From a Libertarian standpoint, when you force someone to do a job, they have no incentive to see that it's done properly. The drug dealing, the graffiti/destruction of books/property, the disrespect, all can be seen. So why is school is at best a day-care center, at worst a prison? We need to the youth locked up, before we have evidence they've done something wrong. (and we will) My high school was a holding pen, with guards at every exit, and this was the one of the best in Chicago. Why? The yuppies in Lincoln Park were scared of us. Closed-school, activities that cut lunch in half, all policies based on this one motive.
It actually makes beautiful logic in an Orwellian sense... Reform them before they get criminal records.

2. Racism
6 years later, I can still remember the black kid behind me in U.S. History. in the middle of the class.
"F*** ALL THE WHITE MOTHER******S" and when everyone was stunned by this outburst.. "KILL ALL THE WHITE MOTHER*******S"
What would you do as a white, male teacher? Ask the "student" to leave? Or continue the lesson, ignoring this attack on you? (He did the latter)

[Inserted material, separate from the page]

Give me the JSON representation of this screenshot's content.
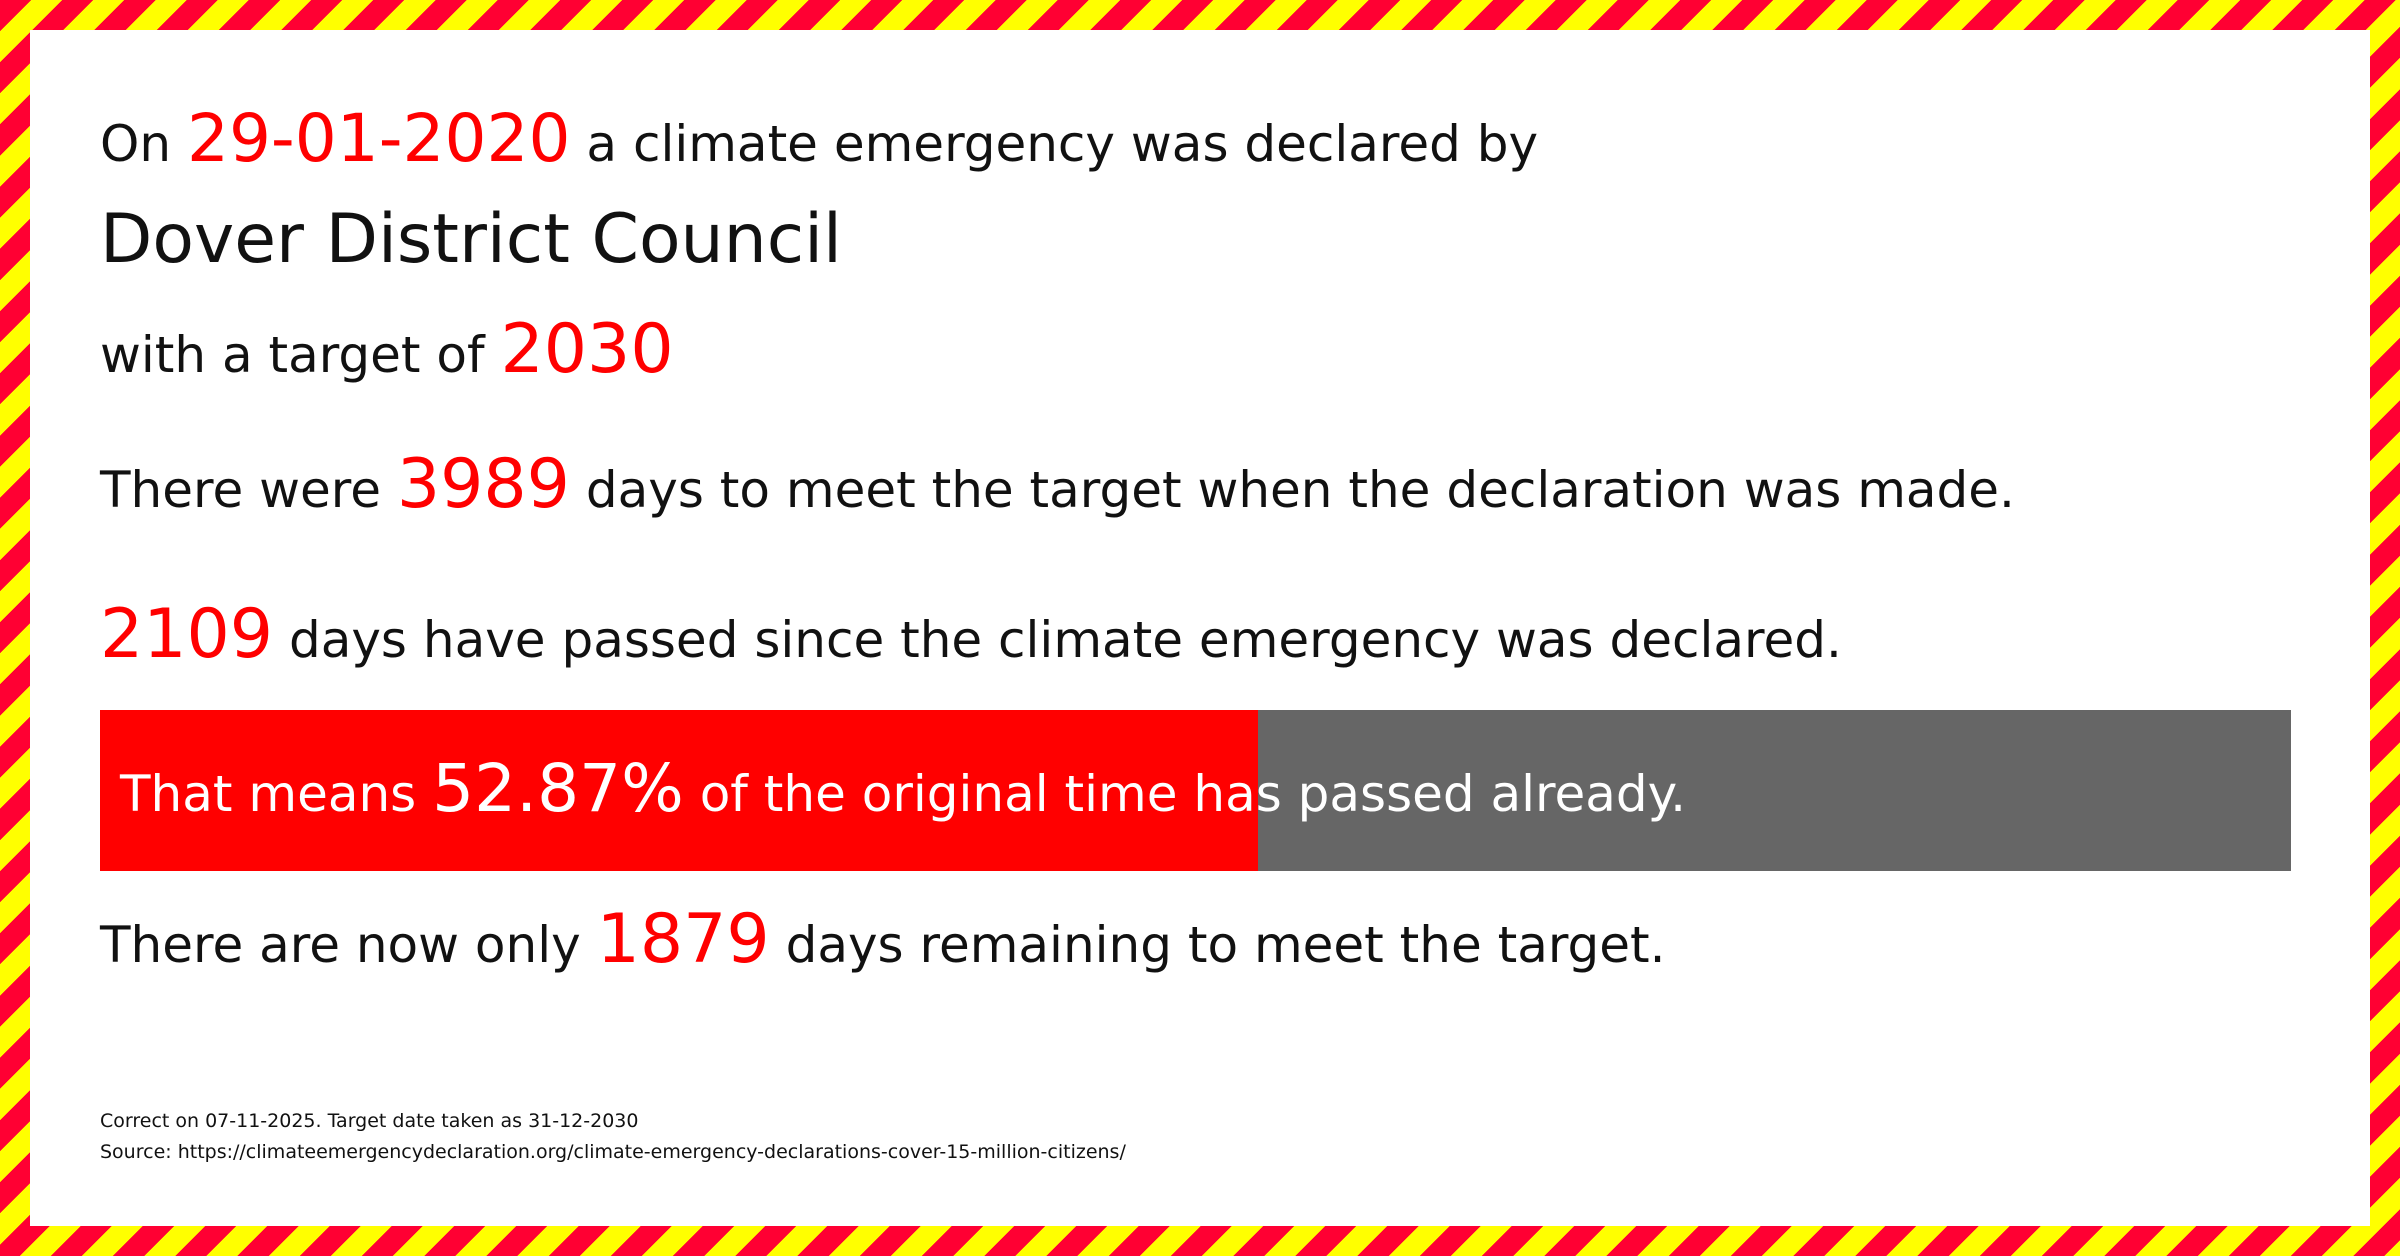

Racism is a two way street.. From going to an all white community, to such a horrid scene, I became very close to a racist. Cynicism, apathy, and misanthropy are the keys to surviving.

I could rant for hours on this, but I'd like to see initial reactions.. Apology to the mods.
 

crobusa

Senior member
Oct 3, 2001
583
0
0
A quick reply to the socioeconomic differences theory:
The impoverished need to mature socially and economicly MUCH faster than the well to do..
I've seen examples when poor and rich have very similar situations, where poor students commit crimes of necessity, "hustling" (read:steal, drug-deal) while better-off students commit crimes recreationally.

Our society has a much harder stance on property crime then minor drinking for example.